C’est une étape majeure pour le renouvellement urbain du secteur Locarno. Le 17 février dernier, la municipalité de L’Haÿ-les-Roses, accompagnée du promoteur Cogedim, de la société d’économie mixte CITALLIOS et de l’agence d’architecture A26, a officiellement donné le coup d’envoi du chantier de la Villa Trianon. Ce projet d’envergure, situé à proximité immédiate de la ligne 14 du métro, symbolise la transformation en cours de la commune qui entend tirer parti de sa nouvelle accessibilité tout en préservant son cadre de vie aux portes de Paris.
Un programme mixte et structurant
L’opération se distingue par sa mixité fonctionnelle et son ampleur. Déployé sur une surface d’environ 10 000 m², l’ensemble comprendra cinq nouveaux bâtiments. Le volet résidentiel prévoit la construction de 199 logements collectifs, allant du studio au cinq-pièces, mêlant habitat social et accession à la propriété. Chaque appartement bénéficiera d’un espace extérieur et d’un accès au parking souterrain de 210 places.
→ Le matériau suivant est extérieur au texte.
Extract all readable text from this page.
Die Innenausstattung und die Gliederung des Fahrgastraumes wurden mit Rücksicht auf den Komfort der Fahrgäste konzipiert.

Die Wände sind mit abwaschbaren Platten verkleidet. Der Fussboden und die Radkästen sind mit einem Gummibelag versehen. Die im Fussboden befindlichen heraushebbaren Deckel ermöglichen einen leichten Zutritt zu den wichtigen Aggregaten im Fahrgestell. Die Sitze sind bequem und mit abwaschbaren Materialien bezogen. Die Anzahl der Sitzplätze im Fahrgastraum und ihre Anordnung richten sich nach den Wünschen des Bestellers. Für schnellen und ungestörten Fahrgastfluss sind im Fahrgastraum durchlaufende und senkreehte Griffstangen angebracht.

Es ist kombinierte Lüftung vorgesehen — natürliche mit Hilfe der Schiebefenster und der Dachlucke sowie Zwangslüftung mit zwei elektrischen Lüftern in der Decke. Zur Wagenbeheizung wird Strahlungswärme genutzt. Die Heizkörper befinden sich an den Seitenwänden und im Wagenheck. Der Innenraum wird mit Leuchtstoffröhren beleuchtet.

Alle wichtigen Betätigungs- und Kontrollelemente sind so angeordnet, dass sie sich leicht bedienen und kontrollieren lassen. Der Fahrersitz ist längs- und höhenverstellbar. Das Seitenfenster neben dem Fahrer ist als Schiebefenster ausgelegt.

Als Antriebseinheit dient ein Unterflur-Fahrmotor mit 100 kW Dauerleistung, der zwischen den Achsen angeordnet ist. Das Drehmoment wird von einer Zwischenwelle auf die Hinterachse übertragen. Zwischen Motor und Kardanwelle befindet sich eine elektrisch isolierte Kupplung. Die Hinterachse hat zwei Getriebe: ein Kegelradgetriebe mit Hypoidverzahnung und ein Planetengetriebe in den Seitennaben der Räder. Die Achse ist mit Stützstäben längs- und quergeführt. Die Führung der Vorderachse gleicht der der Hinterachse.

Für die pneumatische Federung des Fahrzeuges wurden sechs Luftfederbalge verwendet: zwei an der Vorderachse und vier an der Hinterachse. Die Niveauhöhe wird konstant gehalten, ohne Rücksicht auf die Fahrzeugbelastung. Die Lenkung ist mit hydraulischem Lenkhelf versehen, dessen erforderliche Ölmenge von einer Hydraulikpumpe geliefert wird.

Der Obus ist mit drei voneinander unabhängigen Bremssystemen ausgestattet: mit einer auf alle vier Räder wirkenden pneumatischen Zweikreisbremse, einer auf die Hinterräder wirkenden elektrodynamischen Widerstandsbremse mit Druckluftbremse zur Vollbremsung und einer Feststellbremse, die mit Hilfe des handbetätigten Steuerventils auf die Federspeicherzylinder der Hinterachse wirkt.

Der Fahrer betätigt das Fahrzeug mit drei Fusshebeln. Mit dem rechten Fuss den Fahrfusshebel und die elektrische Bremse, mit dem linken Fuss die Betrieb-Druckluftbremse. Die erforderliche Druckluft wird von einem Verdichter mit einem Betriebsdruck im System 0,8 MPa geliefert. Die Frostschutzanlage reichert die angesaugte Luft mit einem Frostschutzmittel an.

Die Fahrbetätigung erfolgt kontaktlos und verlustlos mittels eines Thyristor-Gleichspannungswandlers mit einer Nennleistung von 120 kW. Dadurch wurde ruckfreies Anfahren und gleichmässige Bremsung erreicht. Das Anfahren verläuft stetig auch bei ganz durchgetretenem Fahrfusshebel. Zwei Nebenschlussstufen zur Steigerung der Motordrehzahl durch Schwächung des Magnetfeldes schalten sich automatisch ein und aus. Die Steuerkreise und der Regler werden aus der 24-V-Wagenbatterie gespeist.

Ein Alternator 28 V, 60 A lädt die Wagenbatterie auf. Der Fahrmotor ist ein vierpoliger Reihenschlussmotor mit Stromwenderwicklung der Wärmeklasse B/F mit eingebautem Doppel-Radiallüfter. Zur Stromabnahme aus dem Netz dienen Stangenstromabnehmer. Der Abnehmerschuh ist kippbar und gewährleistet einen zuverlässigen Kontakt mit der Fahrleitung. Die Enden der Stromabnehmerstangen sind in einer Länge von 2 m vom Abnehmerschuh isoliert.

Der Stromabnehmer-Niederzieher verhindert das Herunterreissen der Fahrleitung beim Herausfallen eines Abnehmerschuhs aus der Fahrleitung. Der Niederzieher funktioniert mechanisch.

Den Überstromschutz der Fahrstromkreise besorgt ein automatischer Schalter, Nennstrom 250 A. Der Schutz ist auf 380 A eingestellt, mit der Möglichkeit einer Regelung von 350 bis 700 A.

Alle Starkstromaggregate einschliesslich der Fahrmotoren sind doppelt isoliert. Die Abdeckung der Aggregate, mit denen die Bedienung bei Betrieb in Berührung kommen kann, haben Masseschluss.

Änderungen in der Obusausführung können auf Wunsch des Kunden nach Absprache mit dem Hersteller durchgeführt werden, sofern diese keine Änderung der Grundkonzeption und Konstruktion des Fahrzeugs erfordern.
Au-delà de l’habitat, le projet intègre des équipements publics et commerciaux destinés à dynamiser le quartier. Trois locaux commerciaux seront installés en pied d’immeuble. Surtout, la Villa Trianon accueillera une nouvelle médiathèque de 2 500 m². L’agence A26, en charge de la réalisation de la coque de cet équipement, a imaginé une large façade vitrée et un parvis conçu comme une extension de l’espace public. L’objectif est d’ouvrir le lieu sur la ville pour en faire un catalyseur d’interactions sociales.
Une architecture inspirée par la nature
L’identité visuelle du projet puise son inspiration dans le patrimoine vert de la commune, célèbre pour sa Roseraie. L’écriture architecturale privilégie les lignes épurées et l’utilisation de la courbe, un geste esthétique voulu comme un écho à la nature environnante. Les concepteurs ont porté une attention particulière à la continuité entre le bâti et le végétal, notamment à travers le traitement des façades et le choix des matériaux.
La végétation n’est pas seulement décorative mais structurelle. Elle s’étendra des jardins en pied d’immeuble jusqu’aux toitures végétalisées, avec en point d’orgue un jardin central paysager « à la française » conçu par l’agence Land’Act. Cette approche bioclimatique vise à lutter contre les îlots de chaleur urbains tout en offrant un environnement apaisé aux résidents.
Densité et bien-être
Pour les architectes, le défi consistait à marier densité urbaine et qualité résidentielle. « Notre objectif était de concilier densité urbaine et cadre de vie, en concevant un projet où le bâti et la nature coexistent en parfaite symbiose. Nous avons notamment veillé à proposer de nombreuses percées visuelles pour créer un dialogue constant entre l’intérieur et l’extérieur », explique Elliott Laffitte, président de l’agence d’architecture A26.
L’agence A26 (https://www.a26.eu/), qui signe ce projet, est une structure multi-spécialités figurant parmi les principales agences françaises. Elle revendique une approche globale, allant de l’urbanisme au design d’intérieur, pour anticiper l’évolution des modes de vie.
Livraison échelonnée
Le calendrier prévisionnel est désormais fixé. La livraison des 199 appartements est attendue pour la fin de l’année 2027. La finalisation complète du programme, incluant les équipements annexes, est programmée pour le deuxième semestre 2028.